Juan Pablo II proclamó ayer beatos a los papas Pío IX y Juan XXIII, dos personalidades absolutamente contrapuestas. Tanto es así, que, en el caso del primero, se hace difícil entender la decisión del Vaticano, por cuanto Pío IX, que proclamó la infalibilidad papal, fue claramente antisemita, se opuso al racionalismo y al liberalismo y reforzó el planteamiento de una Iglesia dominada por un poder absoluto desde el Concilio Vaticano I. Por contra, Juan XXIII fue el iniciador del Concilio Vaticano II, y en su encíclica «Pacem in terris» defiende las libertades y los derechos sociales y económicos del hombre. Y, además, da muestras de un talante dialogante que nada tiene que ver con las imposiciones de épocas anteriores.

Si la beatificación de Juan XXIII es un justo reconocimiento a la importante labor llevada a cabo por este pontífice en todos los ámbitos y, en especial, en la apertura de la Iglesia católica a la sociedad, la de Pío IX no ha hecho más que reabrir heridas.
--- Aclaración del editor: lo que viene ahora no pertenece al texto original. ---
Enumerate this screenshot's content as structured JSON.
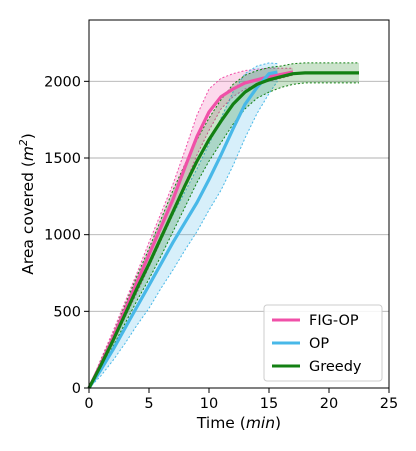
{
  "chart_data": {
    "type": "line",
    "xlabel_prefix": "Time (",
    "xlabel_unit": "min",
    "xlabel_suffix": ")",
    "ylabel_prefix": "Area covered (",
    "ylabel_unit": "m",
    "ylabel_exp": "2",
    "ylabel_suffix": ")",
    "xlim": [
      0,
      25
    ],
    "ylim": [
      0,
      2400
    ],
    "xticks": [
      0,
      5,
      10,
      15,
      20,
      25
    ],
    "yticks": [
      0,
      500,
      1000,
      1500,
      2000
    ],
    "grid": "horizontal",
    "legend_position": "bottom-right",
    "series": [
      {
        "name": "FIG-OP",
        "color": "#f050a8",
        "x": [
          0,
          1,
          2,
          3,
          4,
          5,
          6,
          7,
          8,
          9,
          10,
          11,
          12,
          13,
          14,
          15,
          16,
          17
        ],
        "mean": [
          0,
          160,
          330,
          510,
          690,
          870,
          1050,
          1230,
          1440,
          1640,
          1800,
          1900,
          1950,
          1990,
          2010,
          2030,
          2045,
          2060
        ],
        "lower": [
          0,
          130,
          290,
          460,
          620,
          790,
          960,
          1130,
          1330,
          1520,
          1680,
          1820,
          1900,
          1950,
          1980,
          2000,
          2020,
          2040
        ],
        "upper": [
          0,
          190,
          370,
          560,
          750,
          950,
          1140,
          1330,
          1550,
          1780,
          1950,
          2020,
          2050,
          2070,
          2080,
          2085,
          2085,
          2085
        ]
      },
      {
        "name": "OP",
        "color": "#48b8e8",
        "x": [
          0,
          1,
          2,
          3,
          4,
          5,
          6,
          7,
          8,
          9,
          10,
          11,
          12,
          13,
          14,
          15,
          15.7
        ],
        "mean": [
          0,
          120,
          250,
          390,
          530,
          670,
          810,
          950,
          1080,
          1210,
          1360,
          1520,
          1690,
          1850,
          1960,
          2050,
          2060
        ],
        "lower": [
          0,
          80,
          180,
          290,
          410,
          520,
          650,
          770,
          900,
          1020,
          1160,
          1290,
          1450,
          1630,
          1790,
          1920,
          2000
        ],
        "upper": [
          0,
          160,
          320,
          490,
          650,
          820,
          980,
          1130,
          1280,
          1430,
          1590,
          1760,
          1930,
          2050,
          2100,
          2120,
          2115
        ]
      },
      {
        "name": "Greedy",
        "color": "#138013",
        "x": [
          0,
          1,
          2,
          3,
          4,
          5,
          6,
          7,
          8,
          9,
          10,
          11,
          12,
          13,
          14,
          15,
          16,
          17,
          18,
          19,
          20,
          21,
          22.5
        ],
        "mean": [
          0,
          150,
          310,
          480,
          650,
          810,
          980,
          1150,
          1320,
          1480,
          1620,
          1740,
          1850,
          1930,
          1980,
          2010,
          2030,
          2050,
          2055,
          2055,
          2055,
          2055,
          2055
        ],
        "lower": [
          0,
          120,
          270,
          420,
          570,
          710,
          860,
          1020,
          1180,
          1340,
          1480,
          1600,
          1720,
          1820,
          1890,
          1930,
          1960,
          1980,
          1990,
          1990,
          1990,
          1990,
          1990
        ],
        "upper": [
          0,
          180,
          350,
          540,
          730,
          910,
          1100,
          1290,
          1460,
          1620,
          1760,
          1880,
          1980,
          2040,
          2070,
          2090,
          2100,
          2115,
          2120,
          2120,
          2120,
          2120,
          2120
        ]
      }
    ]
  }
}
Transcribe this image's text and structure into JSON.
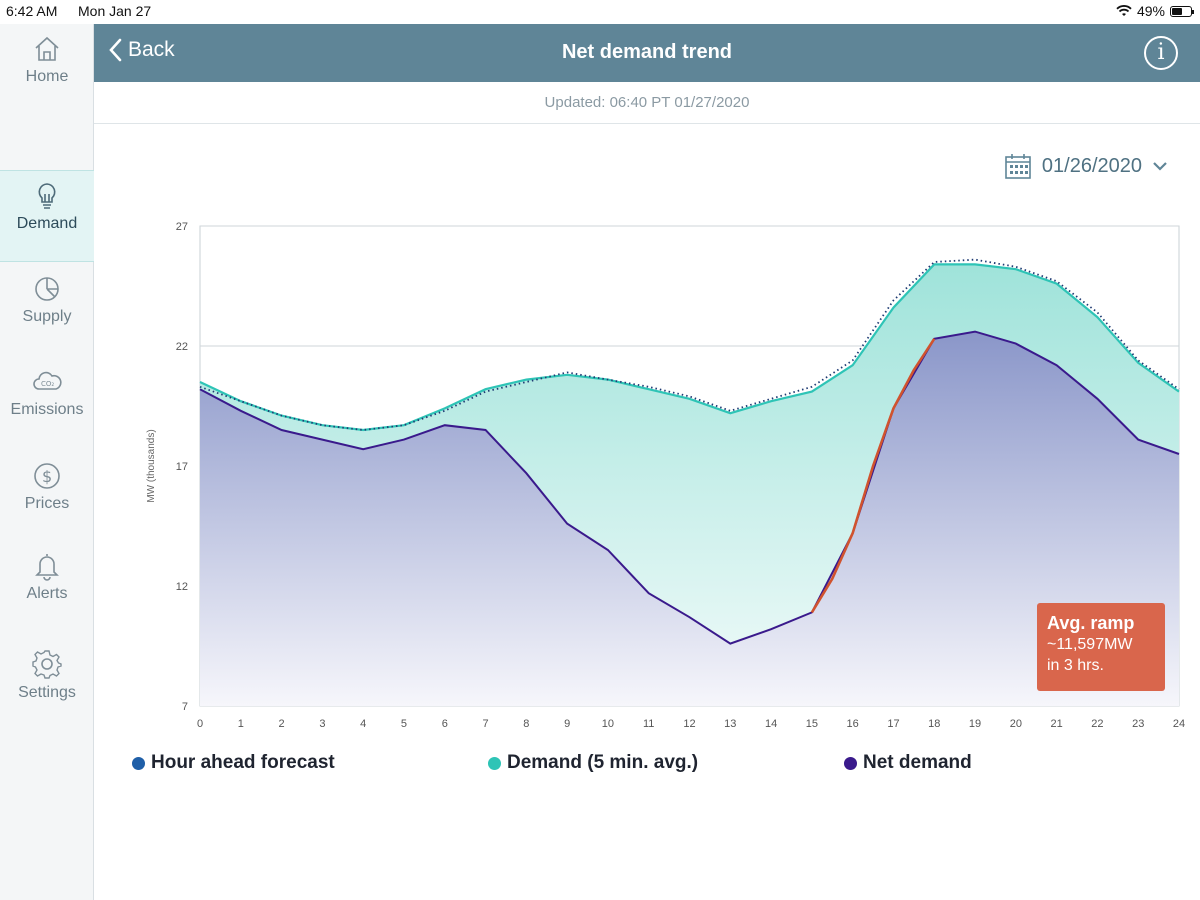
{
  "status": {
    "time": "6:42 AM",
    "date": "Mon Jan 27",
    "battery": "49%",
    "battery_level": 0.49
  },
  "header": {
    "back_label": "Back",
    "title": "Net demand trend",
    "info_label": "i"
  },
  "updated": "Updated: 06:40 PT 01/27/2020",
  "date_picker": {
    "value": "01/26/2020"
  },
  "sidebar": {
    "items": [
      {
        "label": "Home",
        "icon": "home-icon"
      },
      {
        "label": "Demand",
        "icon": "lightbulb-icon",
        "active": true
      },
      {
        "label": "Supply",
        "icon": "pie-chart-icon"
      },
      {
        "label": "Emissions",
        "icon": "co2-cloud-icon"
      },
      {
        "label": "Prices",
        "icon": "dollar-icon"
      },
      {
        "label": "Alerts",
        "icon": "bell-icon"
      },
      {
        "label": "Settings",
        "icon": "gear-icon"
      }
    ]
  },
  "legend": [
    {
      "label": "Hour ahead forecast",
      "color": "#1f5fa8"
    },
    {
      "label": "Demand (5 min. avg.)",
      "color": "#2ec4b6"
    },
    {
      "label": "Net demand",
      "color": "#3a1a8c"
    }
  ],
  "ramp": {
    "title": "Avg. ramp",
    "value": "~11,597MW",
    "duration": "in 3 hrs."
  },
  "chart_data": {
    "type": "area",
    "ylabel": "MW (thousands)",
    "xlabel": "",
    "xlim": [
      0,
      24
    ],
    "ylim": [
      7,
      27
    ],
    "x_ticks": [
      0,
      1,
      2,
      3,
      4,
      5,
      6,
      7,
      8,
      9,
      10,
      11,
      12,
      13,
      14,
      15,
      16,
      17,
      18,
      19,
      20,
      21,
      22,
      23,
      24
    ],
    "y_ticks": [
      7,
      12,
      17,
      22,
      27
    ],
    "grid": true,
    "series": [
      {
        "name": "Hour ahead forecast",
        "color": "#1f3b73",
        "style": "dotted",
        "x": [
          0,
          1,
          2,
          3,
          4,
          5,
          6,
          7,
          8,
          9,
          10,
          11,
          12,
          13,
          14,
          15,
          16,
          17,
          18,
          19,
          20,
          21,
          22,
          23,
          24
        ],
        "y": [
          20.3,
          19.7,
          19.1,
          18.7,
          18.5,
          18.7,
          19.3,
          20.1,
          20.5,
          20.9,
          20.6,
          20.3,
          19.9,
          19.3,
          19.8,
          20.3,
          21.4,
          23.9,
          25.5,
          25.6,
          25.3,
          24.7,
          23.4,
          21.4,
          20.2
        ]
      },
      {
        "name": "Demand (5 min. avg.)",
        "color": "#2ec4b6",
        "style": "solid",
        "x": [
          0,
          1,
          2,
          3,
          4,
          5,
          6,
          7,
          8,
          9,
          10,
          11,
          12,
          13,
          14,
          15,
          16,
          17,
          18,
          19,
          20,
          21,
          22,
          23,
          24
        ],
        "y": [
          20.5,
          19.7,
          19.1,
          18.7,
          18.5,
          18.7,
          19.4,
          20.2,
          20.6,
          20.8,
          20.6,
          20.2,
          19.8,
          19.2,
          19.7,
          20.1,
          21.2,
          23.6,
          25.4,
          25.4,
          25.2,
          24.6,
          23.2,
          21.3,
          20.1
        ]
      },
      {
        "name": "Net demand",
        "color": "#3a1a8c",
        "style": "solid",
        "x": [
          0,
          1,
          2,
          3,
          4,
          5,
          6,
          7,
          8,
          9,
          10,
          11,
          12,
          13,
          14,
          15,
          16,
          17,
          18,
          19,
          20,
          21,
          22,
          23,
          24
        ],
        "y": [
          20.2,
          19.3,
          18.5,
          18.1,
          17.7,
          18.1,
          18.7,
          18.5,
          16.7,
          14.6,
          13.5,
          11.7,
          10.7,
          9.6,
          10.2,
          10.9,
          14.2,
          19.4,
          22.3,
          22.6,
          22.1,
          21.2,
          19.8,
          18.1,
          17.5
        ]
      },
      {
        "name": "Ramp",
        "color": "#d0532e",
        "style": "solid",
        "x": [
          15,
          15.5,
          16,
          16.5,
          17,
          17.5,
          18
        ],
        "y": [
          10.9,
          12.3,
          14.2,
          17.0,
          19.4,
          21.0,
          22.3
        ]
      }
    ]
  }
}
Prueba de ello son las declaraciones efectuadas desde el Gobierno israelí, que «lamenta profundamente» la decisión vaticana.

Es sorprendente, también, que en una época como la nuestra, marcada por el ecumenismo y el entendimiento entre diferentes confesiones, se beatifique a un hombre que condenó el protestantismo.

Hechos como este ponen de relieve las contradicciones del actual papado y hacen que nos asalte la duda de la capacidad de la jerarquía católica de avanzar con la sociedad. No es posible conciliar la necesaria modernización de la Iglesia con ciertos planteamientos involucionistas. Tal vez sería preciso replantearse por dónde se debe avanzar, poner orden en el desconcierto y evitar crear disensiones dentro y fuera de la misma Iglesia católica para no caer en innecesarios anacronismos.